Arriving by boat on a tropical French territory in 1948, the author comments that his impressions of the Central American mainland, Guatemala included, will have to wait for a subsequent volume — yet sadly it seems that this would turn out to be one of those sequels that never really got off the ground.
Still, the impressions of our finest travel writer of the last century as he hopped from island to island in the Caribbean during the immediately post-war, post-imperial era, accompanied by his future partner and later wife, the Honourable Joan Elizabeth Rayner, plus Costa, a Greek mate who acted as his Catherwood, make for extraordinary reading today.

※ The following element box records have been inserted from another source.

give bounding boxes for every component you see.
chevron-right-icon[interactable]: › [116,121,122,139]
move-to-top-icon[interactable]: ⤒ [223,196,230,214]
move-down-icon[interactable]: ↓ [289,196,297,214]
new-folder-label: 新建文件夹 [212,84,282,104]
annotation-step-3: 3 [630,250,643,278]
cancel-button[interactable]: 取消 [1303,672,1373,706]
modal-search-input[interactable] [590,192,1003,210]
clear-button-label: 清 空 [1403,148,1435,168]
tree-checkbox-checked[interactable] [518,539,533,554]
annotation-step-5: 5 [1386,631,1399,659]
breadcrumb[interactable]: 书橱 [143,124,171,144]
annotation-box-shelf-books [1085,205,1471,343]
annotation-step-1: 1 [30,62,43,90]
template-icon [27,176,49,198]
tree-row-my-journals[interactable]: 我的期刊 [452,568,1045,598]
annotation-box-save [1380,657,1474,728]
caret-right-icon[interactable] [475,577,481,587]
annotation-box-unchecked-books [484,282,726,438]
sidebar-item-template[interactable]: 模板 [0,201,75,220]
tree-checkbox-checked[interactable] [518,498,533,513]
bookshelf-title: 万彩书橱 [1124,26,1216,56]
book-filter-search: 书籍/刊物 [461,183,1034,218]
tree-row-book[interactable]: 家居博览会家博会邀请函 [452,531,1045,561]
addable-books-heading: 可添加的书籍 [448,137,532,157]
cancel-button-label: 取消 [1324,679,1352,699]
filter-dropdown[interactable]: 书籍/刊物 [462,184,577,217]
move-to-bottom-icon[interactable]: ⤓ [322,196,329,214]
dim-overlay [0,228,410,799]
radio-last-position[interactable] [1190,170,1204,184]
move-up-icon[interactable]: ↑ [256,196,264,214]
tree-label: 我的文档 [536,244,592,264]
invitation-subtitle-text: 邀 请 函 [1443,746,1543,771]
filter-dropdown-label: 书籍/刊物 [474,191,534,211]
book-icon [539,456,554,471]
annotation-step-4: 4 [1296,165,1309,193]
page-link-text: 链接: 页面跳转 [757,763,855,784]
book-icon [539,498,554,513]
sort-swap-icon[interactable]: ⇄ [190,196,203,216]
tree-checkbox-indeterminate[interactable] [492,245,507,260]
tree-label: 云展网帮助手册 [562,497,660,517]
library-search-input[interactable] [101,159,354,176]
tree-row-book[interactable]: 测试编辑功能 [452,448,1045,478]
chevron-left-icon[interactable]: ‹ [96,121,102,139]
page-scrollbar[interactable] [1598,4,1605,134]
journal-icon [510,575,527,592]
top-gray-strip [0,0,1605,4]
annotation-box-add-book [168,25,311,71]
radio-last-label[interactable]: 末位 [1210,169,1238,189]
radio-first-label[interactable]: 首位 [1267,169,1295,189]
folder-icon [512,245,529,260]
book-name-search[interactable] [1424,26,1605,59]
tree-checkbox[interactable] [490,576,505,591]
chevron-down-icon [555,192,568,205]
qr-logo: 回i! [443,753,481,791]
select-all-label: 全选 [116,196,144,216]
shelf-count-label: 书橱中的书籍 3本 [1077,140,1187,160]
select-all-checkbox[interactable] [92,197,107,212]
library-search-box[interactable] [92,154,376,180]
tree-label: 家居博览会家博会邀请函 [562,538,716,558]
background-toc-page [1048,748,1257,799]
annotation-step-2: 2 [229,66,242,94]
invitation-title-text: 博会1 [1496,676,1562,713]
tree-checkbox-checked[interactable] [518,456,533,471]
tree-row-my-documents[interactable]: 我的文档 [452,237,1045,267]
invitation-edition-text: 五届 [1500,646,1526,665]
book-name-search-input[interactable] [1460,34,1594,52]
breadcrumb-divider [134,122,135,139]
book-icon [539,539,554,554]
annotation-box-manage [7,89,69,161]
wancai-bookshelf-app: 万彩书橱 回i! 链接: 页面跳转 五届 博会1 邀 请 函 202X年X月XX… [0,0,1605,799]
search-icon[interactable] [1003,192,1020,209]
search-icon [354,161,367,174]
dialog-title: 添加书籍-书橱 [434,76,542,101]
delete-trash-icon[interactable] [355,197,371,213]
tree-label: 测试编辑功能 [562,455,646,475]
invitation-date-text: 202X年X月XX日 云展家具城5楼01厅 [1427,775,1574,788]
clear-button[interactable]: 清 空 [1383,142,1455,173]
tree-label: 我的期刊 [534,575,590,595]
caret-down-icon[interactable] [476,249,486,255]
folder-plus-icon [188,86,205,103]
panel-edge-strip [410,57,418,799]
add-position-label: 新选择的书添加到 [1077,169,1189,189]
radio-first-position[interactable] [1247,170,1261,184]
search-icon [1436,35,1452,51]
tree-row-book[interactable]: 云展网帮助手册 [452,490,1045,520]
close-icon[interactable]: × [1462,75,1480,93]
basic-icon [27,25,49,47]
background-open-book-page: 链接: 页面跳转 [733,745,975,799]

The first thing they did off the boat was head to the market to the fruit: a soursop (anona), a paw paw (papaya) plus an avocado.
I was immediately reminded how my parents used to refer to avos, which tended to arrive on their table in halved, semi-mature form, dolloped in vinaigrette.
We each chose an avocado pear: dark green or violet globes the size of cricket balls, enclosed in a hard and warty carapace. The knives made a sharp tearing noise as we opened them. In the centre, loose in their hollows, lay big round stones, completely spherical and smooth and very heavy. I hated throwing them away, they seemed so perfect and neat, and somehow important, but except as embryonic avocado trees, they are useless … The pale green fruit clung to the shell with a consistency half-way between butter and plasticine.
The plasticine reference simply emphasises the connection to 70s sensibilities.
This rather quaint unfamiliarity might seem something of the distant past, yet when V was studying in England in the early 90s one of her college friends, Aitor, a Basque from Vitoria-Gasteiz, confessed to her that he had never come across an avocado before landing in London. (In fact, he’d never even heard of them...)
Leigh Fermor's description of papaya trees made me chuckle out loud...
The fruit of the paw-paw clustered round the perpendicular trunks as thickly and symmetrically as the breasts of Diana of the Ephesians.
I've travelled with his like, excited, engaged public schoolboys whose worldview was formed and to some extend fixed, during the formal and undoubtedly durable process of 'classical eduction'.
Leigh Fermor was a lifelong Hellenist. The opening sequence of the last instalment (so far...) of Richard Linklater's Before... series was shot at his house, at his table, at Kardamyli in the Southern Peloponnese, just before he returned to the UK to die in June 2011.
He had married Joan in 1968 and lived with her in Greece until her own death there in 2003, aged 91. They had no children.
Before Midnight was released in 2013. I saw it in segments, during my lunchbreaks, by way of buying three separate tickets to the Odeon in Shaftesbury Avenue.